We live in an age of overwhelming information. There is much too much to consume if we want to do something worthwhile with our lives.
It doesn’t take long to exhaust everything that Netflix has. Facebook seems to offer an unlimited supply of novelty. It doesn’t.
I remain stunned at how people I know in real life look like strangers on Facebook. It’s not just their images. It’s the fiction about the reality of their lives. Everybody looks better than me. Everyone makes more money than me, has better prospects than me, has better children. You get the picture.
Facebook exposed 533 million user accounts two years ago. They found out about it last week. They are not going to tell us whose details they revealed. They say they don’t know.
Yet, this is the same company which
- tells advertisers they can find one person in a billion,
- looking for a particular item,
- right now,
- in orange,
- for delivery to Cape Town,
- next week,
- who’s had three wives,
- and sired four children,
- lives alone,
- et cetera.
Yet they cannot tell you if they lost your details two years ago.
How can that be true?
If something to good to be true is free, you are the product. Facebook is free to users because they extract swathes of information about you. They use your past choices to target adverts at you. An unending stream of the kind of stuff you’ve already shown you like.
You don’t pay Facebook. They don’t care. You are their product, not their customer. Businesses who target adverts at you paid Facebook $85 billion in 2020. (That’s ZAR 1,240 billion back then.) That’s one-third of South Africa’s GDP last year. Those businesses are Facebook’s customers.

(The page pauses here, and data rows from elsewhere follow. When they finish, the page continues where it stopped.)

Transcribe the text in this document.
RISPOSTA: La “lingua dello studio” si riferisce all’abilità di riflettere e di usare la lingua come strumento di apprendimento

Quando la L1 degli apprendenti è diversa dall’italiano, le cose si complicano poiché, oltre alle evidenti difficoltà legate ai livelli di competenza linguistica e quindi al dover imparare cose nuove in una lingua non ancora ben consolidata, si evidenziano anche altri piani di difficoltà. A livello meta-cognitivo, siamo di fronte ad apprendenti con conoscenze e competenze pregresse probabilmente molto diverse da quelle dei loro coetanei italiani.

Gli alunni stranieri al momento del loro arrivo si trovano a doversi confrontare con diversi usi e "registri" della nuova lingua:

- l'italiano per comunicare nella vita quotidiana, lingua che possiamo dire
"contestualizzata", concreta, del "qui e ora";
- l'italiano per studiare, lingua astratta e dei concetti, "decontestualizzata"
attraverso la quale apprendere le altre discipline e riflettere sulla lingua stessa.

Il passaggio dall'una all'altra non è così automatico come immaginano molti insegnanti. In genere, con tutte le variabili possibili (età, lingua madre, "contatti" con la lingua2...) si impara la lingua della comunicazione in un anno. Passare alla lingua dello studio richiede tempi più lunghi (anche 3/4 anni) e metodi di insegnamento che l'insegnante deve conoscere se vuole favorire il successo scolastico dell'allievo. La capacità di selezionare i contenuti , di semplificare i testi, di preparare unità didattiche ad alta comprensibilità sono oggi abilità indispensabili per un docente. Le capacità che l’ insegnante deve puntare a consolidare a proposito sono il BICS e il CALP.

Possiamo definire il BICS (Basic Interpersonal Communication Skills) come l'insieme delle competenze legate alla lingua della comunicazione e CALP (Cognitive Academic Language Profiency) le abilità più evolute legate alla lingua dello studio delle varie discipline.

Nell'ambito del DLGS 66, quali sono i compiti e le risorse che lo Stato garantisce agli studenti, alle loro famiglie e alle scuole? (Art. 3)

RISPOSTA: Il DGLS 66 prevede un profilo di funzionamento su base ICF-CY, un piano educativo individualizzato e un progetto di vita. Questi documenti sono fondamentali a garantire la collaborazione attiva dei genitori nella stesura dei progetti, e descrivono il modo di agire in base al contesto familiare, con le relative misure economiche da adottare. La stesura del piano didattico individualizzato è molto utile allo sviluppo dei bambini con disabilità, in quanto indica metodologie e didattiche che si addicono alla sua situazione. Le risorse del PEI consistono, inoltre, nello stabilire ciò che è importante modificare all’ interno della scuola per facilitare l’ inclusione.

No wonder they’re not interested in telling 10% of their users how they lost their details. Again.
Forgive me for feeling like a cow in a feedlot. I feel I am being fattened before ending up in minced meat packets on a Pick n Pay shelf.
The POPI law is governments attempt to restrict how much information firms like Facebook harvest and what they do with it. I think that makes sense.
It’s lovely to think that we are anonymous online. We aren’t.